What attracted you to becoming an Editorial Board Member for Communications Chemistry? What have you gotten out of the experience?

I view my position on the Editorial Board as a chance to contribute to shaping the future of chemistry, if only on a small scale. I specifically chose to contribute to Communications Chemistry after being asked by a former PhD student of Steve Fletcher, who was Associate Editor at the time. I always have had relations of trust with Andrew and therefore I was inclined to accept the invitation. I see my task as contributing to building a community in the fields of molecular machines and systems chemistry and bringing people together, so they can become more than the sum of their parts.

How do your editorial responsibilities integrate with your academic role?

As scientists we bear responsibility towards society—we educate, we communicate, and also we work on scientific problems that are relevant for both chemistry and society.
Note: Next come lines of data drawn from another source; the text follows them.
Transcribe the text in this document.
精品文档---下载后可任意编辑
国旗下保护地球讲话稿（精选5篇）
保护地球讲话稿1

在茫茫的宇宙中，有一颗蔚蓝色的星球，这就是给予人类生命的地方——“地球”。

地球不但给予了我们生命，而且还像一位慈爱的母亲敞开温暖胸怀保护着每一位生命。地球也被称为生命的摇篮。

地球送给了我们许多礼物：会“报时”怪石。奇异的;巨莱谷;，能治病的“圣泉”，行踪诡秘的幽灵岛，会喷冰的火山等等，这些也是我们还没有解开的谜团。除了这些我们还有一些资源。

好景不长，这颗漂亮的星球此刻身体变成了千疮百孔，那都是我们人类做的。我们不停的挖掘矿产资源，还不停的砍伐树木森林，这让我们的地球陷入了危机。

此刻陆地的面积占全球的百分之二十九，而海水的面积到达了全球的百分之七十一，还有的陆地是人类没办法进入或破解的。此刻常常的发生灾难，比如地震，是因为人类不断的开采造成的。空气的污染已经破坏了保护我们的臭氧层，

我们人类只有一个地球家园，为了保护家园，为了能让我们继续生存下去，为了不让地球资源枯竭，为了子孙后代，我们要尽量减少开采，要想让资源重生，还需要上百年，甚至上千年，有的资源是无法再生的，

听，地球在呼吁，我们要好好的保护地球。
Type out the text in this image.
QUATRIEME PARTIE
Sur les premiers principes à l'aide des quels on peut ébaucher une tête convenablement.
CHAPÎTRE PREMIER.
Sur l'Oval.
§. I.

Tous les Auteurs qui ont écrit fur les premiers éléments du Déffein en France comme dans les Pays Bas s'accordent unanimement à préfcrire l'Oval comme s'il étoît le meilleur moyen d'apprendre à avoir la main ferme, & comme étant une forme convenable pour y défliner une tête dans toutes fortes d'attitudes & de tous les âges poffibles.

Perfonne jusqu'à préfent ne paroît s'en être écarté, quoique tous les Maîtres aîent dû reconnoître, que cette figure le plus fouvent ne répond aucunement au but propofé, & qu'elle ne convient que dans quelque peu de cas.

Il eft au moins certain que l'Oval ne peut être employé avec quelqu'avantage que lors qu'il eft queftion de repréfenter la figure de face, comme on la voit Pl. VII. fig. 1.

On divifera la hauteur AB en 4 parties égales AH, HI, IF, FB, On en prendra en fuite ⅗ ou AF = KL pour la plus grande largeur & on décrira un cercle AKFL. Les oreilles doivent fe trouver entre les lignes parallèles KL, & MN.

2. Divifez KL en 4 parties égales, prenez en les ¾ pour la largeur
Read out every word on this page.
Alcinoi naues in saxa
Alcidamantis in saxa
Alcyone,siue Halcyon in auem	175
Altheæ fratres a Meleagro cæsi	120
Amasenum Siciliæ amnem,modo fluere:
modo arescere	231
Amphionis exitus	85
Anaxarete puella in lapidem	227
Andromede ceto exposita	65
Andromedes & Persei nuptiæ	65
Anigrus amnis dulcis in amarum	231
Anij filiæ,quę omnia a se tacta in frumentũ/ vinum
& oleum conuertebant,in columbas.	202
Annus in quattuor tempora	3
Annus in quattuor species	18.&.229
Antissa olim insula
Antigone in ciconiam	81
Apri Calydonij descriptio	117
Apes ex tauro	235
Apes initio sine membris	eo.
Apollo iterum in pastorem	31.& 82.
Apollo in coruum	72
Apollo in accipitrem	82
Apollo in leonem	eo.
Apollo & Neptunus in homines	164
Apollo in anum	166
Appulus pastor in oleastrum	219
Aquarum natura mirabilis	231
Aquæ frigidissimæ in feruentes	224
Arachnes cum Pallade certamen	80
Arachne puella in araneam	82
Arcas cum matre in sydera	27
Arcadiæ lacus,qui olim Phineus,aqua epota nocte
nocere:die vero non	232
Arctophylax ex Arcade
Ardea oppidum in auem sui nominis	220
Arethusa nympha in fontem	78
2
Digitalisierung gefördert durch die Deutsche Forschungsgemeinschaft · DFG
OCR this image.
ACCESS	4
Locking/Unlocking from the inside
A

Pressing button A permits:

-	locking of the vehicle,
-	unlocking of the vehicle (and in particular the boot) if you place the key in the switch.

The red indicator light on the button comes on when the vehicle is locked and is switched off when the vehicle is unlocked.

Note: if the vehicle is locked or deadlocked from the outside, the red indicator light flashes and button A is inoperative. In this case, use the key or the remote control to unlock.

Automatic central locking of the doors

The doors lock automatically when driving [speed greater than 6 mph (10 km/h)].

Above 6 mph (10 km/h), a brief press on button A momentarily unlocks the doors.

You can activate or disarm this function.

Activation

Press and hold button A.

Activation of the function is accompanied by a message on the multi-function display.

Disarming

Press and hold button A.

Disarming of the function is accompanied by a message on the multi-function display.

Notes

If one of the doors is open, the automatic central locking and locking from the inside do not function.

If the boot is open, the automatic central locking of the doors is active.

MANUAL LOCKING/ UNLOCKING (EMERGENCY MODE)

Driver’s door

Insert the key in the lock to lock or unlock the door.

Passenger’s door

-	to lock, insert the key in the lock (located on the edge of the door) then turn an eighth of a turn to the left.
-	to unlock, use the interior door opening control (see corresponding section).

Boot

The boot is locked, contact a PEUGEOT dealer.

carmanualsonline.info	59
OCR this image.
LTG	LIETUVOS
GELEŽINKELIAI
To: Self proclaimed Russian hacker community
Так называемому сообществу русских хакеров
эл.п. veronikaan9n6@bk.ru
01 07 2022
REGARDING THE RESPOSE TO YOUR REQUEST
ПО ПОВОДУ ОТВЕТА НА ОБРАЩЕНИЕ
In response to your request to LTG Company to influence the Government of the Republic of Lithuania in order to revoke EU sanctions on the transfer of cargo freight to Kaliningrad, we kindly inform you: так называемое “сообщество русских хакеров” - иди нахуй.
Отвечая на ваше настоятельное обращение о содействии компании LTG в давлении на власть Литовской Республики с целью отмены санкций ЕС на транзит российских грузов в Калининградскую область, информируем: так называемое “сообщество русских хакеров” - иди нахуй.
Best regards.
If one is isolated, it is not always easy to have a feeling for what is relevant. Editorial responsibilities keep you alert in terms of broader interests, what is relevant, where chemistry should go. Beyond my own community, the work keeps me engaged with the whole chemistry community.

What do you see as the role of Communications Chemistry in the scientific community?

Within the Nature Portfolio, Communications Chemistry embraces the possibility to do things differently—it promotes open access publication, maintains close collaboration between Editorial Board Members and professional editors to exchange good practices and different ways of doing things, offers the possibility to publish valuable, solid and sound chemistry. The journal also tries original initiatives, like supporting young investigators financially to attend conferences or acknowledging reviewer’s work with reviewer of the month nominations.

This interview was conducted by the editors of Communications Chemistry.